Blocks under the approach and departure paths carry combined road-plus-aviation noise, with some exceeding 55 dBA on the map's Overall layer. Blocks on the opposite side of Lower East, particularly to the east, show no measurable aviation contribution. Use the Aviation toggle on the map above to isolate the airport's footprint.

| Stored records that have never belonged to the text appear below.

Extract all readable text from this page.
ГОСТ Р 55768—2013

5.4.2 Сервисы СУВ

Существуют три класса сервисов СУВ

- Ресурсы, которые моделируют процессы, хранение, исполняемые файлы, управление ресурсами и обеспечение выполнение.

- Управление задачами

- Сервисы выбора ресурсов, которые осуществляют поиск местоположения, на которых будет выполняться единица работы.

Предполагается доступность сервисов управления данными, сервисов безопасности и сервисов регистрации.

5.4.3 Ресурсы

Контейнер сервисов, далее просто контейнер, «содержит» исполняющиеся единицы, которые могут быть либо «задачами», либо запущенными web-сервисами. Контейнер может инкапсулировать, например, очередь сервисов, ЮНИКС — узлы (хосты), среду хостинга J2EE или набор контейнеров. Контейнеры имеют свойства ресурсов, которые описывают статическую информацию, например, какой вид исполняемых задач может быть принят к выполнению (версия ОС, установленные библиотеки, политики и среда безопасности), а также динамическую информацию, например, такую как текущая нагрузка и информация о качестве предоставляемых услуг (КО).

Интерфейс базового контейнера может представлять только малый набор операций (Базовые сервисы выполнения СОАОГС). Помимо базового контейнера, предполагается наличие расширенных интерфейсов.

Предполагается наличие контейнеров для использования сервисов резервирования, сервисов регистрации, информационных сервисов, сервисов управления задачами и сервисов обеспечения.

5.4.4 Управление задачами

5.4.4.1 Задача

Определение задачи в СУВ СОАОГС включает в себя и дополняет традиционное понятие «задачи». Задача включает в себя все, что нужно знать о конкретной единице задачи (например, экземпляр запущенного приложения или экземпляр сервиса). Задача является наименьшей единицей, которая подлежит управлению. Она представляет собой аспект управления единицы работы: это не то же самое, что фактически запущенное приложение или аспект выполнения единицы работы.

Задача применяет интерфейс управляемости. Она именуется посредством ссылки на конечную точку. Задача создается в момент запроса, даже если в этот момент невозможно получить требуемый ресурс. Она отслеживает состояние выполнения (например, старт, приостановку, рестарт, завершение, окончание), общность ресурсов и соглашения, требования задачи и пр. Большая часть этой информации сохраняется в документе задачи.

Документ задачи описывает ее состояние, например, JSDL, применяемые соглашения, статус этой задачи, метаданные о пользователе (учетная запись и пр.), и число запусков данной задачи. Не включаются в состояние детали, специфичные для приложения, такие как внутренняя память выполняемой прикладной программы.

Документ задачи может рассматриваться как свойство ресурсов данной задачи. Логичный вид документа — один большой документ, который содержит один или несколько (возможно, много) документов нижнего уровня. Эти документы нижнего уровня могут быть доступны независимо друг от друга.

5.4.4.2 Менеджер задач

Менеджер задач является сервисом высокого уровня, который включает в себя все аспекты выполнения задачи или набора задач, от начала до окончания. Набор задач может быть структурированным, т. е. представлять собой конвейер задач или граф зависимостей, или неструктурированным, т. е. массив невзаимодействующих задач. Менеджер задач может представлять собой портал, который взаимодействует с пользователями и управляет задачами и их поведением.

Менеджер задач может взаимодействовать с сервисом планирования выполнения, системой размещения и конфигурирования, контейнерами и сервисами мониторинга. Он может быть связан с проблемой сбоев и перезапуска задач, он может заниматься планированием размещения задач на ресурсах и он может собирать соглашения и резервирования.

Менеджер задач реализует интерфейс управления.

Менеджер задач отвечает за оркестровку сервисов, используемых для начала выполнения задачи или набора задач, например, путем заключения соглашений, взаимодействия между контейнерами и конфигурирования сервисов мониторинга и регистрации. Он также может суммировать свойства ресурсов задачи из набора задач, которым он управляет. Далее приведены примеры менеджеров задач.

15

How Noise Is Distributed Across Lower East
The bar chart below shows the share of Lower East residents in each noise band. About 57% of residents live below the EPA's 55 dBA threshold, and roughly 22% live in blocks above 60 dBA. Long-term exposure in that range is linked to elevated stress hormones and cardiovascular risk.
How Lower East Compares
Lower East sits at the quieter end of the spectrum. Below: how Lower East's average outdoor noise and share of residents above the EPA threshold compare with Eastside Santa Barbara, Waterfront, Las Positas, and Mesa.
Average noise level (dBA)
Lower East's 55.6 dBA pop-weighted average is at the quieter end of the spectrum. California as a whole averages 54.0 dBA and the U.S. averages 52.0 dBA. Both are lower than Lower East because most of either area is rural land away from major roads.
Share of residents above 55 dBA
About 49.8% of Lower East residents live in blocks where outdoor levels exceed the EPA's 55 dBA threshold. That's in the middle of its peer group. Measured by land area instead, 60.7% of Lower East's footprint sits above 55 dBA, against a California average of 36.0% and a national average of 28.1%.
What This Means if You're Moving to Lower East
- Distance from highways matters more than the neighborhood name. Two homes in the same zip code can differ by 20 dBA if one sits 100 meters from State Rte 1 and the other 500 meters away. The model captures this at 100-meter resolution, so noise exposure changes block by block.
- Tree canopy can help reduce modeled noise exposure. Roughly 6% of Lower East is under tree cover (lighter than most neighborhoods), and the dominant land cover is medium-intensity developed land. Both are measured from federal USDA Forest Service and USGS satellite imagery at 30-meter resolution. Streets with 60% or higher canopy show 3 to 5 dBA lower noise than comparable streets with bare ground or pavement, which is why the per-place decay rate above already accounts for it.
- Airport noise is directional. Santa Barbara Municipal's approach paths concentrate aviation noise to the west. Neighborhoods to the east of downtown show no measurable contribution from the airport.